Saturday 28 February 2015

Session 3

Today has been a bit of an emotional roller coaster.

I talked to Zoe about the way I feel when I'm around different people; my supportive Mummy network helps keep me safe as do other friends and family, but of course there are those that have a negative impact on the way I feel. Not all mummies are supportive of other mums, some are competitive, but these Mums have their own issues, as Zoe and I discussed today. It's about keeping ourselves safe.

How can you protect your own well-being if you're in negative company? A good way is to limit contact, cut conversations short but smile and be polite, see that the other person must have struggles of their own and accept their comments as a product of their issues- not yours. I don't feel strong enough to face and accept negative comments right now, so I know the best way to keep myself safe is through limiting contact with people that make me feel rubbish. Zoe said that I'm important too, so I don't have to people please; I should protect me first. I thought this was really good advice: only keep people that make you feel good close. 

I read my letter and as predicted, I left Mind feeling wobbly. We have more work to do on the letter next week, but it's left me feeling sad. A tough pregnancy and being surrounded by negativity left me quite vulnerable; the loneliness I felt when I was pregnant became all to apparent when I read out my letter. I wanted to reach out to pregnant me and hug her, be there for her, then when that feeling faded, I felt angry for her, I wanted to defend her, fight for her. 7 hours later, the anger remains.
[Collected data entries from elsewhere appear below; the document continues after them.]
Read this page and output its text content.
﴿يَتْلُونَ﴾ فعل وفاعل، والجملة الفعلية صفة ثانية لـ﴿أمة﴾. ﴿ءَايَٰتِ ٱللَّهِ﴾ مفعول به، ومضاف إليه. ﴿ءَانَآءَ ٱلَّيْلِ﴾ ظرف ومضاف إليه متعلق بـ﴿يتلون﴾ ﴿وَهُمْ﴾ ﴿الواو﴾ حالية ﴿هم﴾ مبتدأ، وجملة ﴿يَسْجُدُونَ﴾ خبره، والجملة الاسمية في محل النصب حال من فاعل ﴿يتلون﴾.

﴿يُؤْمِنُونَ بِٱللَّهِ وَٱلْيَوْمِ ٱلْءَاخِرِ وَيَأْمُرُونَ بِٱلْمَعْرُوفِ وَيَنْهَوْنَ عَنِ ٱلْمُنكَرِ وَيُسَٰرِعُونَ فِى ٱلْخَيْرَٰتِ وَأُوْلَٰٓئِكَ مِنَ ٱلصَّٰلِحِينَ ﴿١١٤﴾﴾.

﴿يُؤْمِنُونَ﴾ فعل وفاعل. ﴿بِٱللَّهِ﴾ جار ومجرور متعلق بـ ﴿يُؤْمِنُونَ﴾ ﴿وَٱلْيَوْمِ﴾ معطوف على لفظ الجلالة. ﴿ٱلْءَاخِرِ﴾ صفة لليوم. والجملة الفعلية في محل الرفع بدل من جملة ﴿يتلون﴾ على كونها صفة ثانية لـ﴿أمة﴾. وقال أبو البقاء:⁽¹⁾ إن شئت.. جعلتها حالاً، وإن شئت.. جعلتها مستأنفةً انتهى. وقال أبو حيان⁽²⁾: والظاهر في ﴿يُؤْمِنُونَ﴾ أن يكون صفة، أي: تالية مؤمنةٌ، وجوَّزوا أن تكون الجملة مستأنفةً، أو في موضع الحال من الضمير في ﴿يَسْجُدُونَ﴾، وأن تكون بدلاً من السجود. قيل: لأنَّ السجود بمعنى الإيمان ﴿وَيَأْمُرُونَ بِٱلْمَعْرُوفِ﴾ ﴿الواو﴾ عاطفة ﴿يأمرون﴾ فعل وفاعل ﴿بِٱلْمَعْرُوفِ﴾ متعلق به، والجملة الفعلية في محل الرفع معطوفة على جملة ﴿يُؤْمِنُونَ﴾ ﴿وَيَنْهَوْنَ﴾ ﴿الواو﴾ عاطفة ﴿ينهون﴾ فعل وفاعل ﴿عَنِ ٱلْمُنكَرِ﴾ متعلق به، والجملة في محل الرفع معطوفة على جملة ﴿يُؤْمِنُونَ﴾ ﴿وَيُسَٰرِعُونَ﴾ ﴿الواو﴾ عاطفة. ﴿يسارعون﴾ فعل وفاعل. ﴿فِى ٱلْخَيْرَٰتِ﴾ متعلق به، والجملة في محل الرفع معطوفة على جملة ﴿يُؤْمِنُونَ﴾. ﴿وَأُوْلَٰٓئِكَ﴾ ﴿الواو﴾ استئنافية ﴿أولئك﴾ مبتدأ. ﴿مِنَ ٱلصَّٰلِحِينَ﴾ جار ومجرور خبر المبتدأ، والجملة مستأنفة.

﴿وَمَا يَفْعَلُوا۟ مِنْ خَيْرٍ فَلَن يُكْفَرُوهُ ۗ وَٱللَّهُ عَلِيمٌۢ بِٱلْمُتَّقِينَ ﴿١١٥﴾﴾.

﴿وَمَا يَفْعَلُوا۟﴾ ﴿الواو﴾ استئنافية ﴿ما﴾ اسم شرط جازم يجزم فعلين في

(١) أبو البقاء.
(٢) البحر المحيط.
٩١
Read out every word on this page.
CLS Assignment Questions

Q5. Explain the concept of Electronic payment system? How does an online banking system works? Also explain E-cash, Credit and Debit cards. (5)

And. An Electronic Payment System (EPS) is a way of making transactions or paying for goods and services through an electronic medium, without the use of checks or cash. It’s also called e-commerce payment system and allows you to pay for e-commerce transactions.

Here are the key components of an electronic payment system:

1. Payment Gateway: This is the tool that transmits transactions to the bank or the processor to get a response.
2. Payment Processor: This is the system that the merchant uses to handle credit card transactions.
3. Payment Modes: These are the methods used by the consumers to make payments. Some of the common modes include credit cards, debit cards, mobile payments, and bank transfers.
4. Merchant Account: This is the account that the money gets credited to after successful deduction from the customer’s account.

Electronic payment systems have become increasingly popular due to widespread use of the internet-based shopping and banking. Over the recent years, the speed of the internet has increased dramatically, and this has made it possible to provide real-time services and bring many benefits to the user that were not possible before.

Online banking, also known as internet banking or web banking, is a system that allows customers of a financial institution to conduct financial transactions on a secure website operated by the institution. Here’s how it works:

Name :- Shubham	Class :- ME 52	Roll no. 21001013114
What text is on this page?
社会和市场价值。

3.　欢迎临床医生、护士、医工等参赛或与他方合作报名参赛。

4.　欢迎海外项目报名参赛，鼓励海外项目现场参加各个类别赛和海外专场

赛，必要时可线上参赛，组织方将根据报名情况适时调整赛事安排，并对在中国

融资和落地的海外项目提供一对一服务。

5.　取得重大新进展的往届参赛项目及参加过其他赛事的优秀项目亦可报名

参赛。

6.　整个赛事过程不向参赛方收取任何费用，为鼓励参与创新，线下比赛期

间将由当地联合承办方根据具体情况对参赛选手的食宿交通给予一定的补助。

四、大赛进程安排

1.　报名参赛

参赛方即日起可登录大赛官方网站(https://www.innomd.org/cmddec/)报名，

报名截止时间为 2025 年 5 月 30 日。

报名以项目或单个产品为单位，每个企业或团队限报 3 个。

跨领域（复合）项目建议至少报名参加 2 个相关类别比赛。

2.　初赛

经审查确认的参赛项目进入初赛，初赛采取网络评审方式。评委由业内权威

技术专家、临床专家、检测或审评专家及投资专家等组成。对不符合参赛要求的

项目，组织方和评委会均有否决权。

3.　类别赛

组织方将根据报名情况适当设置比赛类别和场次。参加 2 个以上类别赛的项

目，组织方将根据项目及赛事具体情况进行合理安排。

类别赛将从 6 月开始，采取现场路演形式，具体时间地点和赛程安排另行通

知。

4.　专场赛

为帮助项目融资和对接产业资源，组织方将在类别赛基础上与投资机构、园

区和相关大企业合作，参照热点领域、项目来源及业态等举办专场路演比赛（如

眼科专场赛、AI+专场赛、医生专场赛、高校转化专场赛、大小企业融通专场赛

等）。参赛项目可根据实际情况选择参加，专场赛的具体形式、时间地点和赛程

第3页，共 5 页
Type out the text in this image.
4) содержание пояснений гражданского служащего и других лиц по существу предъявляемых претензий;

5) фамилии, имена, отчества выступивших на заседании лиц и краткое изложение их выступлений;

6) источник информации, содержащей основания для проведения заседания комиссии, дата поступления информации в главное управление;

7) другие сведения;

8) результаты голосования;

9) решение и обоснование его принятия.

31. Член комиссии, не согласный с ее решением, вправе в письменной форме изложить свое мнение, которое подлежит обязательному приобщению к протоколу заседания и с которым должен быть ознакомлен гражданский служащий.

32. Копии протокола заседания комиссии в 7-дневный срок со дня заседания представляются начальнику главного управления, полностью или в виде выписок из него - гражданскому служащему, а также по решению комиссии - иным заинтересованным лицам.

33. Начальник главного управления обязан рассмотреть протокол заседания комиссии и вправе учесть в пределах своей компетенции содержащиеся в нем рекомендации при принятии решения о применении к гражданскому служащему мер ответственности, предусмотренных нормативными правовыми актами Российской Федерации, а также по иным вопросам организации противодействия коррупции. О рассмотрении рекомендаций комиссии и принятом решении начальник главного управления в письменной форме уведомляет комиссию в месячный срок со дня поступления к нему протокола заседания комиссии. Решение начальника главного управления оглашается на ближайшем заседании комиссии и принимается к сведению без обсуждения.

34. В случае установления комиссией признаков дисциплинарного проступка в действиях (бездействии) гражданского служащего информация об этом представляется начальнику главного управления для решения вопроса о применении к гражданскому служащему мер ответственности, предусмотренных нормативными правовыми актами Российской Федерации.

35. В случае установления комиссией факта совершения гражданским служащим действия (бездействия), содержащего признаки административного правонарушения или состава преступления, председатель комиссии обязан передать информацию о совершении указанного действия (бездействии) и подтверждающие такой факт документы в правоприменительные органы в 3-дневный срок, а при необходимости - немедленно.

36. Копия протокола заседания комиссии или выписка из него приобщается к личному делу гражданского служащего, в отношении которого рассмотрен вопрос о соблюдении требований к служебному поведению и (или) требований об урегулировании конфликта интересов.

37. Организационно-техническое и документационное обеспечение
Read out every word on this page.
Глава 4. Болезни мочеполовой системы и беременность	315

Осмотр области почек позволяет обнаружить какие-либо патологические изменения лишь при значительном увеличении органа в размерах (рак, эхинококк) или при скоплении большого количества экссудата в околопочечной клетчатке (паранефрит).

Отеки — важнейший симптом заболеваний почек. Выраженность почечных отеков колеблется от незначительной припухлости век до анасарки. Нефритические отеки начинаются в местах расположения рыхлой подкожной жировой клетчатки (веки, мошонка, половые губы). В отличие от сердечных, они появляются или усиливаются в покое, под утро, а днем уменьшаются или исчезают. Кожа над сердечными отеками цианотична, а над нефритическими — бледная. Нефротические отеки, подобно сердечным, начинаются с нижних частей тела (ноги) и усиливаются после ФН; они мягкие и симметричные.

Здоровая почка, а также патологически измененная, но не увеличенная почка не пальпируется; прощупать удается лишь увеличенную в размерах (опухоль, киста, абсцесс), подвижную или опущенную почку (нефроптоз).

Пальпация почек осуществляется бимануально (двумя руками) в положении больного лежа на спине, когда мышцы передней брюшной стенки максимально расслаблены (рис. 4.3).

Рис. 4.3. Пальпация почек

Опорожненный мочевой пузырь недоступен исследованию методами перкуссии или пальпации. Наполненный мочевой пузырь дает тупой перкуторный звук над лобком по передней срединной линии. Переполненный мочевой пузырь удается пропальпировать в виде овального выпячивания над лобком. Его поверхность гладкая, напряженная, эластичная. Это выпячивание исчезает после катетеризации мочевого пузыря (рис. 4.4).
Today I've learned that part of the recovery process is releasing emotions and making peace with them. This can send us back into depths of anguish once again, but to deal with emotions, firstly you have to face them. I hope I get to bury some of these emotions next week, I need to make peace with the past. 

Some people believe that it's bad to return to the past and I think they're right in many ways. I also think that to look at and evaluate what's been and gone gives us the opportunity to change how we live in the future, whilst it helps us understand the present. To look at the past can be really valuable if it's done positively.

The best advice from today's session however is to remember that you are important too, so surround yourself with people who make you feel it.